Get cooking inspiration from farmers market veggies

    1 of 1 2 of 1

      Nature’s wheel just keeps a-rolling, which means that round about now, as we ooh and aah over newborn greens, last winter’s old—but still robust—root crops are right there beside them. Portentous pause. It’s like life. You might have noticed this if you joined the crowds at last Saturday’s East Vancouver Farmers Market at Trout Lake Community Centre, the first of the season. You may also have come across produce that you weren’t too familiar with.

      As well, you might also have wondered, as you wandered from stall to stall, cappuccino in hand, why people aren’t out there slicing, cooking, and handing out samples. I’ll tell you why. The city’s health cops don’t allow it. In a civilized city, chefs would be doing demonstrations and offering mouthfuls so you could see, taste, and understand what you were about to take home. But this is Vancouver. Theoretically, there could be cooking demos, but the food would have to be thrown away, which, seeing that a farmers market is all about local resources and sustainability, does rather defeat the purpose.

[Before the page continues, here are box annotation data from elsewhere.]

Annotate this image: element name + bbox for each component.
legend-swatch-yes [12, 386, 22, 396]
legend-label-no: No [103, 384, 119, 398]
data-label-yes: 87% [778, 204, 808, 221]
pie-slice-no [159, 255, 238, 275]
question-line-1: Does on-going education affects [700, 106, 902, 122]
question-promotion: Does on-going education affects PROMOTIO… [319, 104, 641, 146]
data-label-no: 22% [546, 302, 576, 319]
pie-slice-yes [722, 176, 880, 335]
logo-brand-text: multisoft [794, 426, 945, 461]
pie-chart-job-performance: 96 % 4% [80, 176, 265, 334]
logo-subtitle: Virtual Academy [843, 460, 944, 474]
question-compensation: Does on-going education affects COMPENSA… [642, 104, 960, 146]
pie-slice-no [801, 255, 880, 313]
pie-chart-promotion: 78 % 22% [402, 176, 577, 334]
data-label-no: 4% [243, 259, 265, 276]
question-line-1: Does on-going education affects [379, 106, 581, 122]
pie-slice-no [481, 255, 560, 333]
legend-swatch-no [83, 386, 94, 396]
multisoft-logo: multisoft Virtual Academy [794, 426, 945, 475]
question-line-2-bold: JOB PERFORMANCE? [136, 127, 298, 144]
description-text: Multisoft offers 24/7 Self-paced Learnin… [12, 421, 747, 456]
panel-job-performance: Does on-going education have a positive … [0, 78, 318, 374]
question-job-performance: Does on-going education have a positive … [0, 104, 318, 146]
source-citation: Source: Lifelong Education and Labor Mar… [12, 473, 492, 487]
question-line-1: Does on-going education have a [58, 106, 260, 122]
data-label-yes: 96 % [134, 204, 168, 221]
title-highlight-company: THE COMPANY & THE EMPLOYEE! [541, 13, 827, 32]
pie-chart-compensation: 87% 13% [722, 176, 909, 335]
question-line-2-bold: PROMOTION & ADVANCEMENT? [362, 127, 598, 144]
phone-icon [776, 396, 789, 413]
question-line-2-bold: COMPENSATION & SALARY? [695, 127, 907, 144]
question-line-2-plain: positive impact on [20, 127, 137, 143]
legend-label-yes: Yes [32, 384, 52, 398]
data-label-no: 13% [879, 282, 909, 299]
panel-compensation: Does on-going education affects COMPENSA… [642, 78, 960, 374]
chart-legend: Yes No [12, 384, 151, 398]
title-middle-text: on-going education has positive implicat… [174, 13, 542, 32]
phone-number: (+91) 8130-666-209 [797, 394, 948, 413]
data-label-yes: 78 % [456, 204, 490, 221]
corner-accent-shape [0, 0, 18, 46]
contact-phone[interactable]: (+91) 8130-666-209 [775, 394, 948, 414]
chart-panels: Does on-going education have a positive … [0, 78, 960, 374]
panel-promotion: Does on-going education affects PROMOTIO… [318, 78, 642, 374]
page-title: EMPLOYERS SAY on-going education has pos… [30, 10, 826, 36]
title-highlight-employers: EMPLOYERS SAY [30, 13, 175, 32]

      Right. That done and dusted, the easiest way to educate yourself before you stick something odd and knobbly in your basket is to begin with the obvious and ask the people who grew it. Susan Davidson of the Organic Farm Connection in the Fraser Valley provides recipe cards for such weirdities as sunroots—another vegetable to go on your “Huh?” list, one that you may know as Jerusalem artichoke or sunchoke. “Sunroots”, Davidson says, is “a more appropriate translation of the First Nations word for that plant”.

      This is one of those crops that overwinters, she says. Davidson grows two varieties, with the red-skinned variety having an earthier flavour. The smaller ones she sells are meant for planting, the larger ones for the kitchen. You can enjoy their sweet and nutty flavour raw, Davidson says, describing them as “crunchy tubers related to sunflowers”, and adding that they’re suitable for diabetics because the body doesn’t convert the carbohydrates into sugar. Scrub but don’t peel them, she advises. Grating them into slaws is one possibility; so is cutting them into batons to dunk in your favourite dip. Either way, you need to prevent them from turning brown once you’ve peeled them by dipping them in water mixed with lemon juice.

      In order to get their hands on fresh, organic ingredients, the savvier chefs around town have hooked up with local producers. Chef J C Poirier says farmers often stop by his restaurant, Chow (3121 Granville Street), with a delivery on market day. He likes to use sunroots in soup, simmering them in vegetable stock, puréeing them with a little bit of milk, and then adding butter, salt, and pepper.

      Recently, Poirier has been serving roasted sunroots in his early-bird prix fixe ($38) as an accompaniment to Sloping Hill Farm organic pork, along with fresh peas, shiitake mushrooms, slow-cooked bacon, and shallot-tarragon pork jus.

      Onward. Rhubarb is usually among the first spring crops to show up. Even if you’ve never cooked it, you’ll know it as those long stalks that look like bloodshot celery. Rhubarb has the piercing sharpness of an alarm clock. Poirier likes to turn it into sorbet to serve with a mille feuille that’s layered with rhubarb cooked sous-vide and a pistachio crí¨me. “Rhubarb?” says Davidson. “My favourite is roasted rhubarb, because it doesn’t dismantle itself. Just add raisins, candied ginger, and a little sugar Chef Jor stevia, and serve it as a dessert with yogurt.”

      On to leeks. Any you see at the farmers market will have been stored through the winter. Long, pale green and white, and tasting like a well-behaved onion, this veggie becomes a classic French soup when you cook it with potato (which, when chilled, is equally classic vichyssoise). Poirier featured leeks on his last menu, building a base of smoked fish, either sablefish or salmon, he says, then layering on poached leeks dressed with a light, mustardy vinaigrette. Davidson chops leeks up with sorrel (just as undersung, and sharp, lemony, and marvellous with salmon), pours on beaten eggs, and adds cornmeal to make a sorrel-leek bake. Sound good? Ask her for the recipe when you go to the market.